С зарплаты Давид всем нам покупает подарки, а для своих друзей по выходным заказывает пиццу, пару бутылок пива и коробку конфет.

А про друзей Давида хотите знать? Они работают на каком-то большом заводе, и зарплату им переводят на счёт прямо в банк. Они всегда говорят моему брату, что тоже не прочь устроить на свои заработанные деньги какую-нибудь вечеринку, но старики их (то есть родители) не разрешают им снимать деньги со счёта. Но за нами, говорят они, должок, и мы когда-нибудь ещё раскрутимся.

А однажды Давиду за своих друзей даже пришлось и подраться. Шёл он вечером домой с работы через парк и вдруг увидел, как трое здоровенных хулиганов бьют его друзей Боню и Илана. Потом Боня рассказал нам, что это были знакомые парни с их завода. Сначала они попросили одолжить им 20 шекелей, а потом, пересчитав свои деньги, попросили ещё 20 шекелей. Боня сказал, что больше нет. Тогда хулиганы скрутили Боне и Илану руки и стали рыскать у них по карманам, и у Илана из кошелька забрали 50 шекелей.

– Лучше верните деньги! – сказал Илан. – А то хуже будет.

– Смотрите, – усмехнулся один из хулиганов, – они нас ещё пугают.

И началась драка. И тут на помощь друзьям подоспел мой брат. Драка закончилась в считанные минуты. Давид с разворота ударил ногой одного под печень, а через мгновение второго ногой в подбородок, третий с завёрнутой назад левой рукой доставал правой из своего кармана деньги. Денег в кармане у хулигана было намного больше, чем они забрали у Бони и Илана. Давид отсчитал деньги друзей, остальные отдал хулигану: «Нам чужих не надо!» Давид с друзьями помог подняться лежащим в нокауте двум хулиганам, и они втроём, поддерживая друг друга, пошли в другую сторону. Вот такой мой старший брат Давид!

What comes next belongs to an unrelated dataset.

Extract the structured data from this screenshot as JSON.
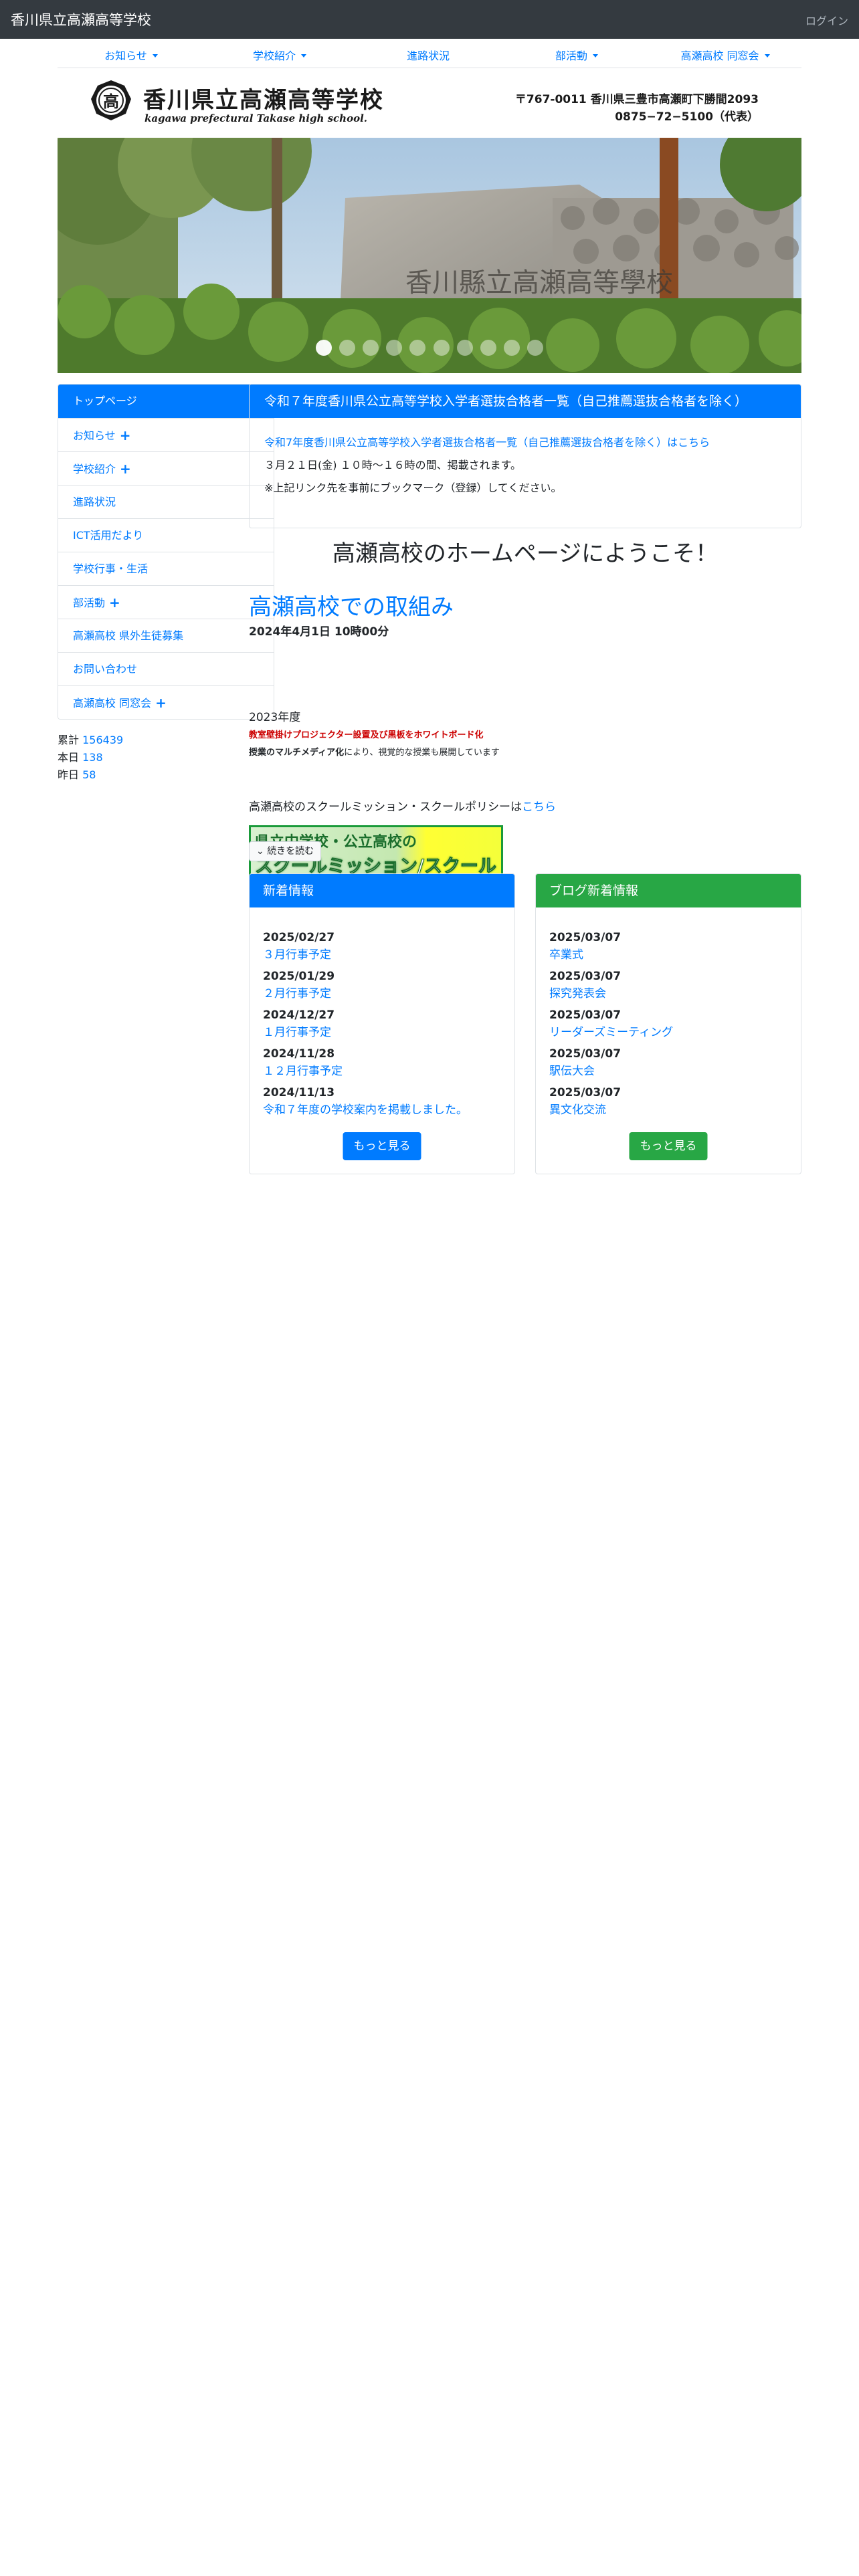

А когда в комнату Давида входил наш маленький Рони, Давид бросал все свои дела и брал младшего братика на руки. И тогда по всей квартире разносился весёлый смех. Давид подбрасывал и ловил Рони, а тот просто визжал от счастья. А когда баба Роза кормила Рони, Давиду стоило только сказать: как тебе не стыдно, ты ведь уже большой. А ну, давай ешь сам! – и Рони сразу забирал у бабы Розы ложку и ел сам, не всегда, правда, аккуратно, но уплетал, как большой, ложкой и кашу, и даже суп. Вечером после работы мама удивлялась, как это баба Роза умудрилась научить маленького Рони кушать ложкой.

Давиду наша баба Роза говорит про его друзей:

– Хороших и верных друзей ты в своей жизни ещё встретишь. А эти, которые обещают когда-нибудь оттянуться с тобой по полной программе и в это же время просят тебя заказать им пиццу, это не друзья, хотя остаться без них одному ещё хуже. Но сердце моё полно счастья и гордости за тебя, Давид, что ты у нас красивый, сильный и добрый, и, как твои друзья, не всё меряешь деньгами. А у таких, как ты, всегда в жизни должно быть всё: и счастье, и большая любовь, и деньги.

 

 

А теперь я расскажу вам о моей сестре Мири. Школьные подруги её так и зовут – Мири, а дома почему-то все Машей. А баба Роза вообще зовет её Машенькой. Ко мне сестра относится очень хорошо, даже иногда читает разные сказки и стишки, правда, только на иврите. Баба Роза мне тоже рассказывает разные истории и стихи, только без всяких книг, по памяти и на русском языке. А мама и папа вообще мне читают очень  редко.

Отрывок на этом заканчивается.